From an academic dinner party disturbing in its crassness and disaffection to a family struggling to communicate gently the permanence of death, Miller situates his poems in dilemma. He faces moments of profound discomfort, grief, and even joy with a philosopher's curiosity, a father's compassion, and an overarching inquiry at the crossroads of ethics and art: what is the poet's role in making sense of human behavior? A bomb crater-turned-lake "exploding with lilies," a home lost during the late-aughts housing crash--these images and others, powerful and resonant, attempt to answer that question.

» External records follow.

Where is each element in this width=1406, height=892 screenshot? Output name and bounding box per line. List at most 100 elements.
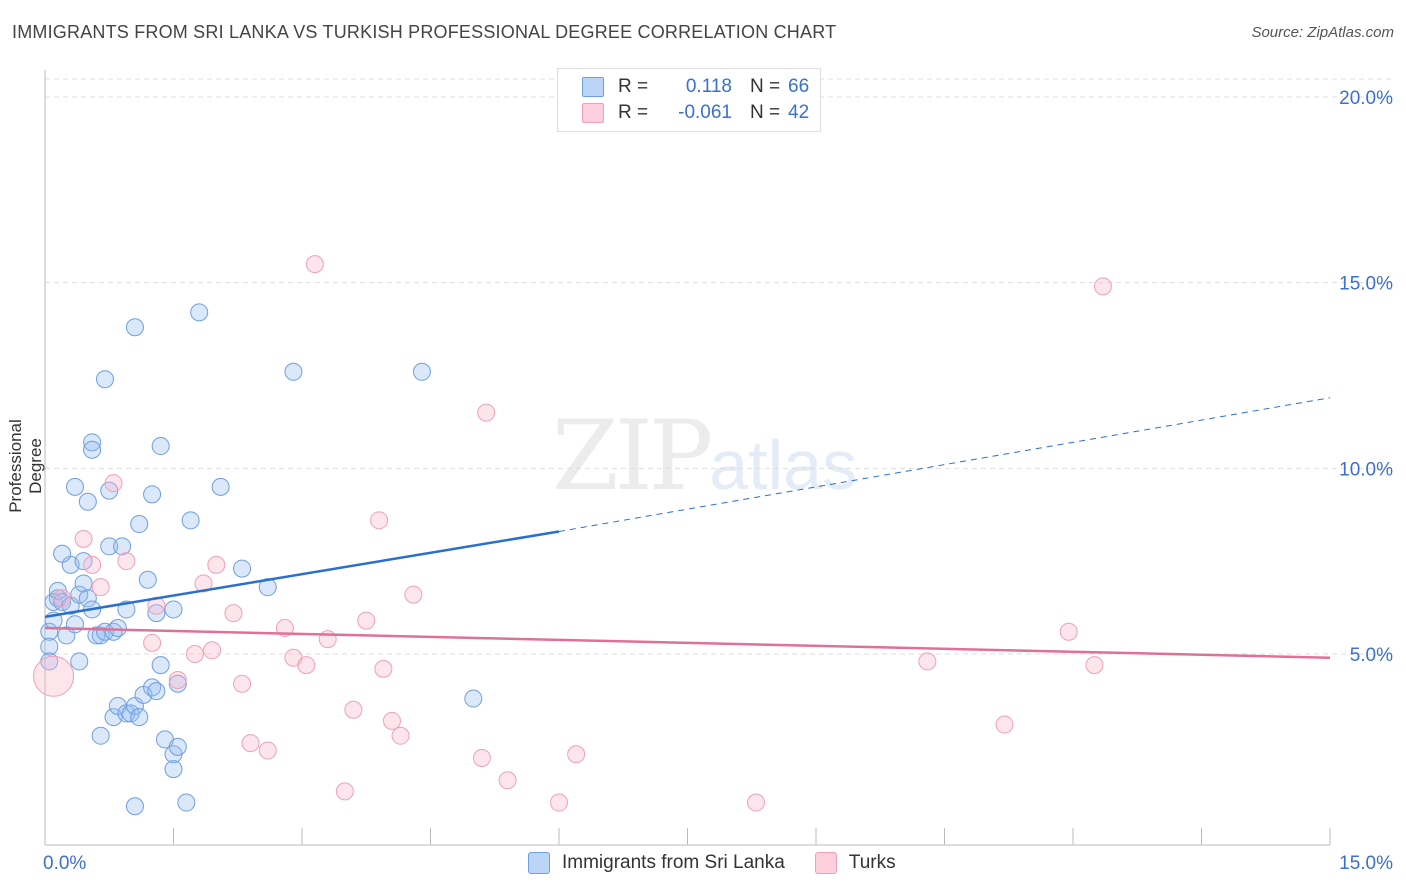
turks-point xyxy=(207,555,226,574)
sri-lanka-point xyxy=(78,492,97,511)
sri-lanka-point xyxy=(164,760,183,779)
sri-lanka-point xyxy=(83,440,102,459)
sri-lanka-point xyxy=(125,797,144,816)
sri-lanka-point xyxy=(233,559,252,578)
sri-lanka-point xyxy=(53,593,72,612)
sri-lanka-point xyxy=(108,619,127,638)
series-swatch-pink xyxy=(814,852,837,874)
turks-point xyxy=(550,793,568,812)
turks-point xyxy=(185,645,204,663)
turks-point xyxy=(344,700,363,719)
turks-point xyxy=(194,574,213,593)
legend-r-value: -0.061 xyxy=(678,102,732,123)
correlation-legend: R = 0.118 N = 66 R = -0.061 N = 42 xyxy=(557,68,821,132)
sri-lanka-point xyxy=(74,552,93,571)
sri-lanka-point xyxy=(143,485,162,504)
series-swatch-blue xyxy=(528,852,550,874)
turks-point xyxy=(374,659,393,678)
sri-lanka-point xyxy=(464,689,483,708)
x-tick-label: 0.0% xyxy=(43,853,86,874)
sri-lanka-point xyxy=(74,574,93,593)
turks-point xyxy=(33,655,75,697)
turks-point xyxy=(370,511,389,530)
sri-lanka-point xyxy=(151,656,170,675)
x-tick-label: 15.0% xyxy=(1339,853,1393,874)
sri-lanka-point xyxy=(130,515,149,534)
turks-point xyxy=(168,670,187,689)
legend-r-value: 0.118 xyxy=(685,76,732,97)
legend-row-sri-lanka: R = 0.118 N = 66 xyxy=(582,75,809,99)
turks-point xyxy=(1059,622,1078,641)
sri-lanka-point xyxy=(168,674,187,693)
series-label-turks: Turks xyxy=(848,852,896,873)
y-tick-label: 15.0% xyxy=(1339,274,1393,295)
turks-point xyxy=(241,734,260,753)
sri-lanka-point xyxy=(87,626,106,645)
turks-point xyxy=(83,555,102,574)
series-legend-sri-lanka[interactable]: Immigrants from Sri Lanka xyxy=(528,852,785,874)
sri-lanka-point xyxy=(164,600,183,619)
turks-point xyxy=(404,585,423,604)
turks-point xyxy=(382,711,401,730)
turks-point xyxy=(1085,656,1104,675)
legend-swatch-blue xyxy=(582,77,604,97)
turks-point xyxy=(357,611,376,630)
series-legend: Immigrants from Sri Lanka Turks xyxy=(528,852,926,874)
y-tick-label: 5.0% xyxy=(1350,645,1393,666)
turks-point xyxy=(297,656,316,675)
turks-point xyxy=(91,578,110,597)
sri-lanka-point xyxy=(211,477,230,496)
turks-point xyxy=(74,529,93,548)
legend-n-label: N = xyxy=(750,76,781,97)
legend-row-turks: R = -0.061 N = 42 xyxy=(582,101,809,125)
sri-lanka-point xyxy=(190,303,209,322)
sri-lanka-point xyxy=(125,318,144,337)
sri-lanka-point xyxy=(147,682,166,701)
sri-lanka-point xyxy=(181,511,200,530)
turks-point xyxy=(224,604,243,623)
legend-n-value: 66 xyxy=(788,76,810,97)
legend-r-label: R = xyxy=(618,102,649,123)
sri-lanka-point xyxy=(147,604,166,623)
turks-point xyxy=(258,741,277,760)
turks-point xyxy=(1093,277,1112,296)
series-legend-turks[interactable]: Turks xyxy=(814,852,896,874)
sri-lanka-point xyxy=(151,437,170,456)
sri-lanka-point xyxy=(284,362,303,381)
sri-lanka-point xyxy=(91,726,110,745)
turks-point xyxy=(305,255,324,274)
turks-point xyxy=(472,748,491,767)
sri-lanka-point xyxy=(83,433,102,452)
sri-lanka-point xyxy=(130,708,149,727)
legend-swatch-pink xyxy=(582,103,604,123)
sri-lanka-point xyxy=(70,652,89,671)
watermark-atlas: atlas xyxy=(709,426,858,504)
turks-point xyxy=(747,793,766,812)
sri-lanka-point xyxy=(78,589,97,608)
turks-point xyxy=(498,771,517,790)
sri-lanka-point xyxy=(138,570,157,589)
y-tick-label: 10.0% xyxy=(1339,459,1393,480)
legend-n-value: 42 xyxy=(788,102,810,123)
sri-lanka-point xyxy=(113,537,132,556)
sri-lanka-point xyxy=(70,585,89,604)
legend-r-label: R = xyxy=(618,76,649,97)
turks-point xyxy=(117,552,136,571)
sri-lanka-point xyxy=(65,477,84,496)
watermark-zip: ZIP xyxy=(552,400,713,512)
sri-lanka-trendline xyxy=(44,530,560,619)
turks-point xyxy=(567,745,586,764)
sri-lanka-trendline-projection xyxy=(558,397,1331,532)
sri-lanka-point xyxy=(65,615,84,634)
turks-point xyxy=(995,715,1014,734)
watermark: ZIPatlas xyxy=(552,400,857,512)
turks-point xyxy=(477,403,496,422)
turks-point xyxy=(391,726,410,745)
source-label: Source: ZipAtlas.com xyxy=(1251,24,1394,41)
sri-lanka-point xyxy=(53,544,72,563)
legend-n-label: N = xyxy=(750,102,781,123)
turks-point xyxy=(104,474,123,493)
turks-point xyxy=(203,641,222,660)
turks-point xyxy=(918,652,937,671)
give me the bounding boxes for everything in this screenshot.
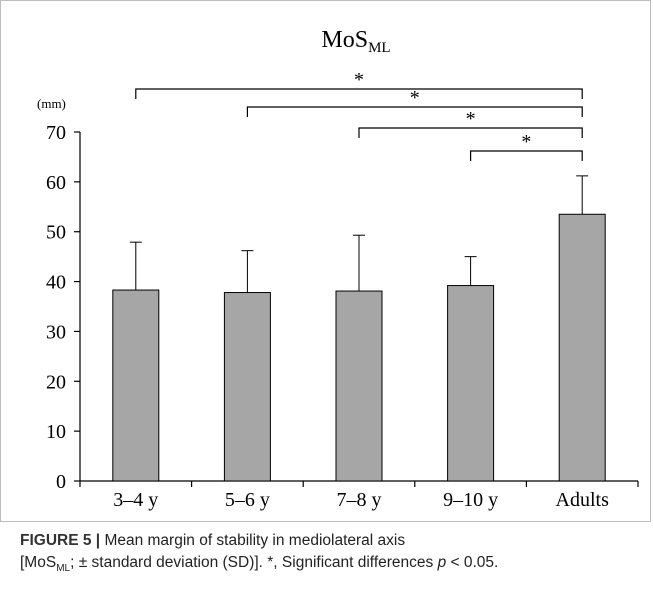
caption-figure-label: FIGURE 5 | [20, 532, 105, 549]
x-tick-label: Adults [556, 489, 610, 511]
x-tick-label: 9–10 y [443, 489, 498, 511]
figure-caption: FIGURE 5 | Mean margin of stability in m… [20, 530, 640, 580]
significance-star: * [354, 69, 364, 91]
caption-line2-prefix: [MoS [20, 554, 57, 571]
caption-line1: Mean margin of stability in mediolateral… [104, 532, 406, 549]
y-tick-label: 20 [46, 371, 66, 393]
x-tick-label: 5–6 y [225, 489, 270, 511]
bar [447, 285, 495, 482]
significance-star: * [466, 108, 476, 130]
bar [112, 289, 160, 482]
chart-title-sub: ML [368, 40, 391, 56]
significance-bracket [358, 127, 583, 138]
chart-title-main: MoS [321, 27, 368, 53]
y-tick-label: 30 [46, 321, 66, 343]
significance-bracket [135, 88, 583, 99]
x-tick-label: 3–4 y [113, 489, 158, 511]
y-tick-label: 70 [46, 122, 66, 144]
plot-area: 0 10 20 30 40 50 60 70 3–4 y 5–6 y 7–8 y 9–10 y Adul… [46, 69, 639, 511]
y-tick-label: 0 [56, 471, 66, 493]
caption-line2-sub: ML [56, 563, 71, 575]
y-tick-label: 40 [46, 272, 66, 294]
chart-title: MoSML [321, 27, 390, 56]
bar-chart: MoSML (mm) 0 10 20 30 40 50 60 70 3–4 y 5–6 y 7–8 … [37, 27, 639, 511]
significance-bracket [246, 106, 583, 117]
x-tick-label: 7–8 y [337, 489, 382, 511]
bar [223, 292, 271, 482]
y-unit-label: (mm) [37, 96, 66, 111]
significance-star: * [410, 87, 420, 109]
y-tick-label: 50 [46, 222, 66, 244]
y-tick-label: 10 [46, 421, 66, 443]
bar [335, 290, 383, 482]
caption-p-symbol: p [437, 554, 447, 571]
y-tick-label: 60 [46, 172, 66, 194]
chart-frame: MoSML (mm) 0 10 20 30 40 50 60 70 3–4 y 5–6 y 7–8 … [0, 0, 651, 522]
significance-bracket [470, 150, 583, 161]
caption-line2-mid: ; ± standard deviation (SD)]. *, Signifi… [70, 554, 438, 571]
bar [558, 213, 606, 482]
caption-line2-end: < 0.05. [446, 554, 499, 571]
significance-star: * [521, 131, 531, 153]
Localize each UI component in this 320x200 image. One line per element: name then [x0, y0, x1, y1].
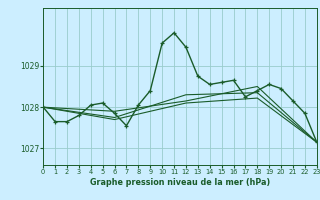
X-axis label: Graphe pression niveau de la mer (hPa): Graphe pression niveau de la mer (hPa)	[90, 178, 270, 187]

Candid and vulnerable, Miller sits with us while we puzzle: we all wish we knew what to tell our children about death. But he also pushes past this and other uncertainties, vowing--and inviting us--to "expand our relationship / with Death," and with every challenging, uncomfortable subject we meet. In the face of questions that seem impossible to answer, We the Jury offers not a shrug, but curiosity, transparency, a throwing of the arms wide.